Though surgical techniques have improved during the last decades, persistent bronchomalacia after surgery remains a great challenge for surgeons. Respiratory complications are mainly manifested by prolonged duration of ventilation and severe pulmonary infection. Generally, prolonged ventilation increases the risk of pulmonary infection while, continuous infection, in turn, extends the duration of ventilation. Even mild pulmonary infection would cause tachypnoea and stridor, leading to a poor recovery. Thus, intensive care should be given to patients for quite a long period after surgery.

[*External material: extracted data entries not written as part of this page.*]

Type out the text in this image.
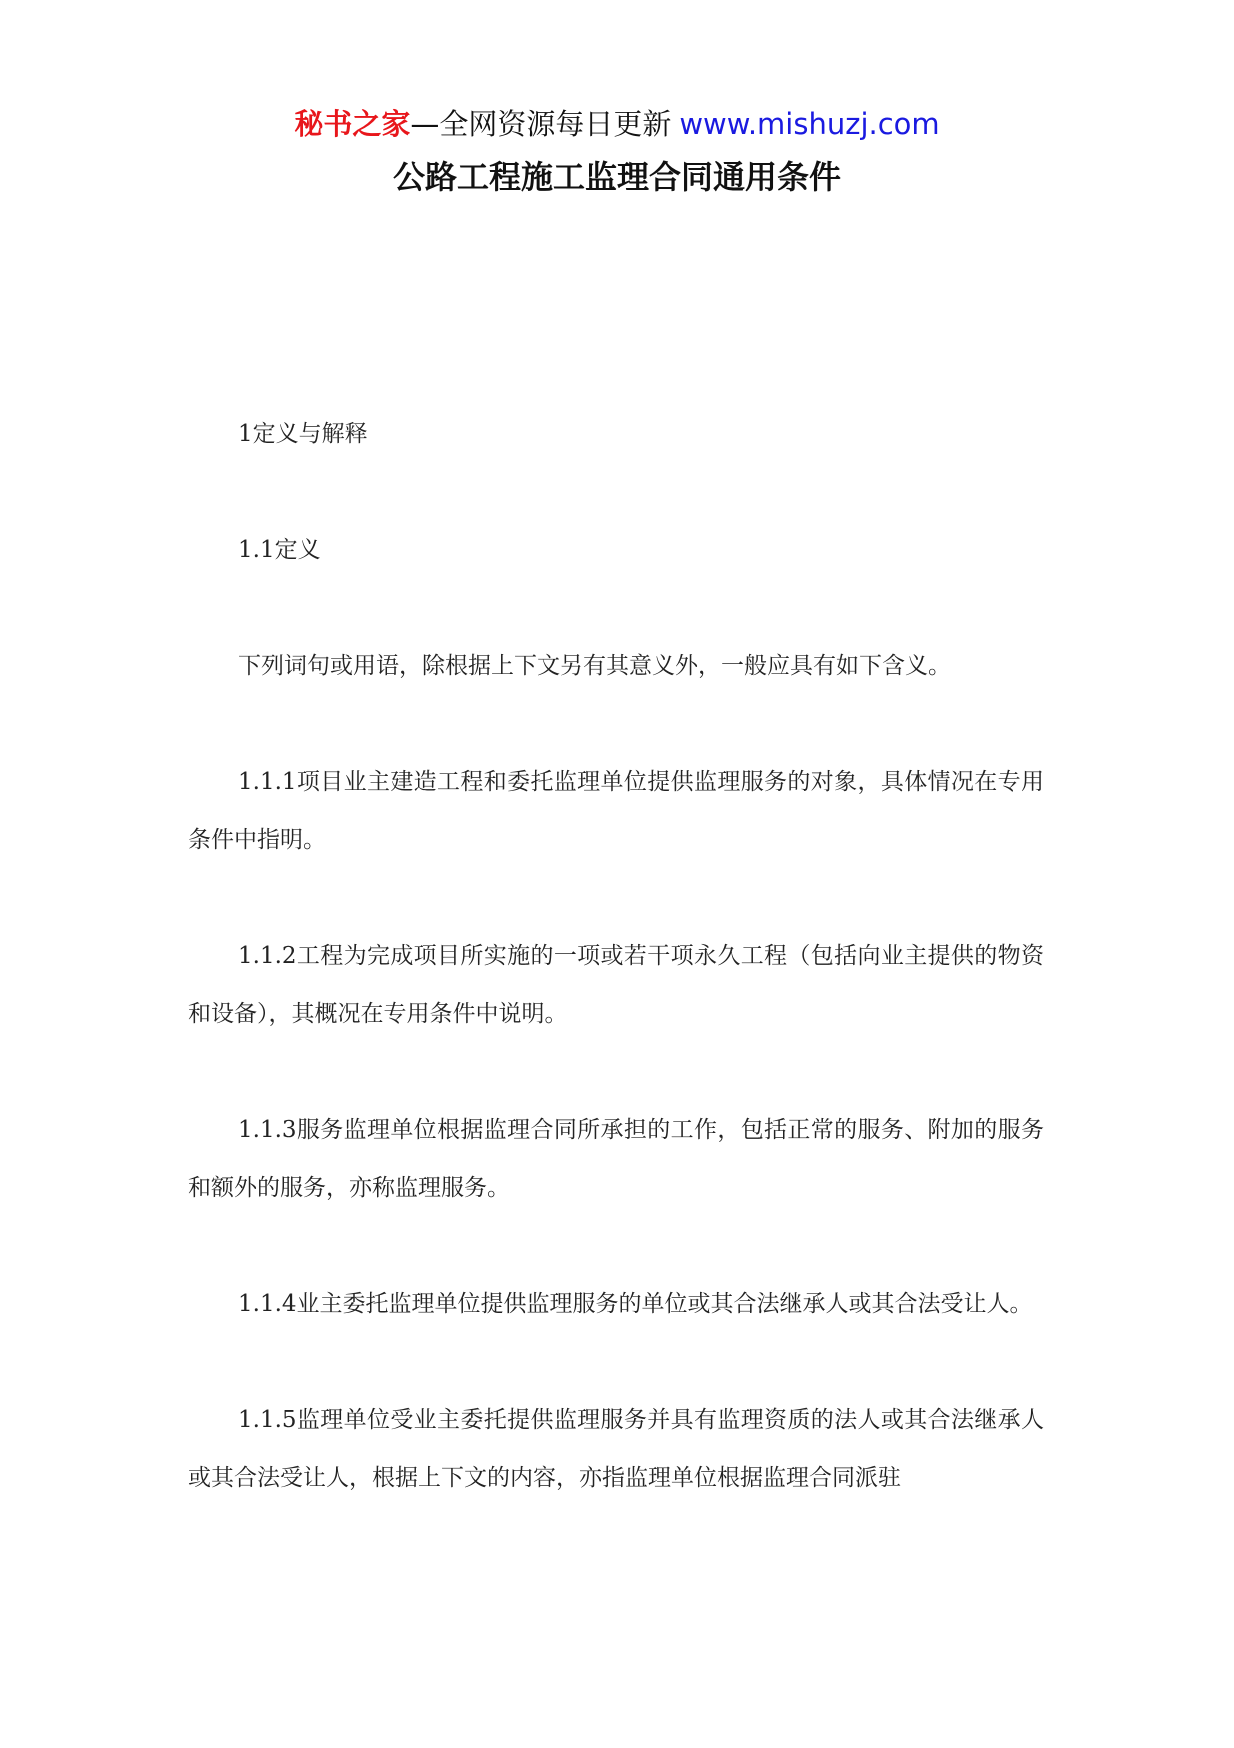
秘书之家—全网资源每日更新 www.mishuzj.com
公路工程施工监理合同通用条件

1定义与解释

1.1定义

下列词句或用语，除根据上下文另有其意义外，一般应具有如下含义。

1.1.1项目业主建造工程和委托监理单位提供监理服务的对象，具体情况在专用条件中指明。

1.1.2工程为完成项目所实施的一项或若干项永久工程（包括向业主提供的物资和设备），其概况在专用条件中说明。

1.1.3服务监理单位根据监理合同所承担的工作，包括正常的服务、附加的服务和额外的服务，亦称监理服务。

1.1.4业主委托监理单位提供监理服务的单位或其合法继承人或其合法受让人。

1.1.5监理单位受业主委托提供监理服务并具有监理资质的法人或其合法继承人或其合法受让人，根据上下文的内容，亦指监理单位根据监理合同派驻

Proper methods such as prone position, positive pressure ventilation and effective anti-infection therapy are certainly advantageous to postoperative care.
LIMITATIONS
There are several limitations in this report. This retrospective review is not a randomized clinical trial so the results are undoubtedly influenced by selection bias such as the heterogeneousity of the patient and surgical methods. This single-centre series includes a relatively small group of patients and number of events to yield any meaningful comparison and results. It is a pity that we can only extend the follow-up time to a maximum of 10 years. Further investigation should be made to draw sound conclusions. We also lack detailed data of pre- and postoperative RV function in this report. Fortunately, a well-organized follow-up programme has been established recently, involving the measurement of RV function with the use of magnetic resonance image.
CONCLUSIONS
In conclusion, surgical treatment of APVS demonstrates favourable outcomes in terms of mortality and reoperation rate. It is our current strategy to use plication and anterior wall excision as methods of PA arterioplasty, in which right PA reduction should be paid massive attention. No major differences were found in survival rate and postoperative data among patients with the pulmonary valve and those without. Postoperative respiratory complications are difficult to handle and there remain unanswered questions, that only a long-term follow-up can answer.
Conflict of interest: none declared.